General purpose data engineering python package.


License
Apache-2.0
Install
pip install dataengine==0.0.90

Documentation

Data Engine

Data Engine is a general purpose python package for data engineering that leverages python, pandas, Apache Spark, and public cloud services.

codecov

Usage Guide

Installing the Package

To use dataengine, you can install it directly from PyPI:

pip install dataengine

Adding to Your Project's Requirements

If you want to include dataengine as a dependency for your project, add it to your requirements.txt file:

dataengine

Then, install the updated requirements:

pip install -r requirements.txt

Once installed, you can start using dataengine in your Python scripts or applications.

How to use the package

In dataengine the primary class that will drive everything is the Engine class. For each instance of Engine you can specify the different subclasses through a configuration file or files.

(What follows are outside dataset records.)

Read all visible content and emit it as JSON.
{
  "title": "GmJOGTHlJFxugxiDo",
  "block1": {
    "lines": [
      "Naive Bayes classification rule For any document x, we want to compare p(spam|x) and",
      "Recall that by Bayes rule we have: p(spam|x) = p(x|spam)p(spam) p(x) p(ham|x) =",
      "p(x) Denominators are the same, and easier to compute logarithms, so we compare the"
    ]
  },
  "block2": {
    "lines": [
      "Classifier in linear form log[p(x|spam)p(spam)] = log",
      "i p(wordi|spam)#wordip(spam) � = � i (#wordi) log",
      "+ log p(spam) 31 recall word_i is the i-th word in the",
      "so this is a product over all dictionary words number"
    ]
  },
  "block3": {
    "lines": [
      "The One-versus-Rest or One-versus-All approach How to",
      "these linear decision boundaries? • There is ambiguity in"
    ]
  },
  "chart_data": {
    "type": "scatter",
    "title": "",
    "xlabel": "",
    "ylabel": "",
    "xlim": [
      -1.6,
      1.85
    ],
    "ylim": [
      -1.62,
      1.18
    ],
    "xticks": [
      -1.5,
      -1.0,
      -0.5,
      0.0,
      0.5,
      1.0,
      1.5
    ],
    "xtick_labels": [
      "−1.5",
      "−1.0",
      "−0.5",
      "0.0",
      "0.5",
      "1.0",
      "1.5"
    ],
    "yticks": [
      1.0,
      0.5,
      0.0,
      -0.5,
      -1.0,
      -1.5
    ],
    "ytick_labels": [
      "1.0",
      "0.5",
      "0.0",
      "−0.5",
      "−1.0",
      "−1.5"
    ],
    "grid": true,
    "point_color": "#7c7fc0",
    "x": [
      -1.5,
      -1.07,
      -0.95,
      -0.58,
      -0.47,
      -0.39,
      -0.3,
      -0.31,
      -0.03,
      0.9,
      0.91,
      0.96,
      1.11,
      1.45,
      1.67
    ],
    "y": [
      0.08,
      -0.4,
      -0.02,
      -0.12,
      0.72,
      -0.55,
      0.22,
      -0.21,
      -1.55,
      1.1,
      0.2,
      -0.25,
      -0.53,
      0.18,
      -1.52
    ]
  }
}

The different subclasses include the Database, Dataset, and Query classes.

  • An instance of Database defines a single database you will interact with
  • An instance of Dataset defines where to load data from using Apache spark (it can be locally or in s3)
  • An instance of Query defines what datasets are input dependencies, what the SQL statments you would like to run are, where the output of the query will be saved, and if the result should be inserted into a database along with custom parameters for each

TODO: Add explicit example here.

Development

In order to contribute to the project follow the following instructions.

Setup Instructions

The following steps will help you clone the repository and setup your environment.

  1. Clone the repository:
git clone https://github.com/leealessandrini/dataengine.git
cd dataengine
  1. Create and activate a virtual environment:
python -m venv venv
source venv/bin/activate  # On Windows: venv\Scripts\activate
  1. Install the required dependencies:
pip install -r requirements.txt

You're now ready to start contributing the project!

Contribution Guide

  1. Create or check out a new branch:
git checkout -b your-feature-branch

Replace your-feature-branch with a descriptive name for your branch.

  1. Make changes to the code and stage the changes:
git add .
  1. Commit your changes with a meaningful message:
git commit -m "Add a concise description of your changes"
  1. Push your branch to the remote repository:
git push origin your-feature-branch
  1. Create a pull request:
  • Go to your repository on GitHub.
  • Navigate to the "Pull Requests" tab.
  • Click "New Pull Request" and select your branch to merge with the main branch.
  • Add a descriptive title and details about your changes, then submit the pull request.
  1. Merge the pull request (once reviewed and approved):
  • If you have the required permissions, merge the pull request.
  • Otherwise, wait for a project maintainer to review and merge it.

Congratulations! 🎉 You've successfully contributed to the project!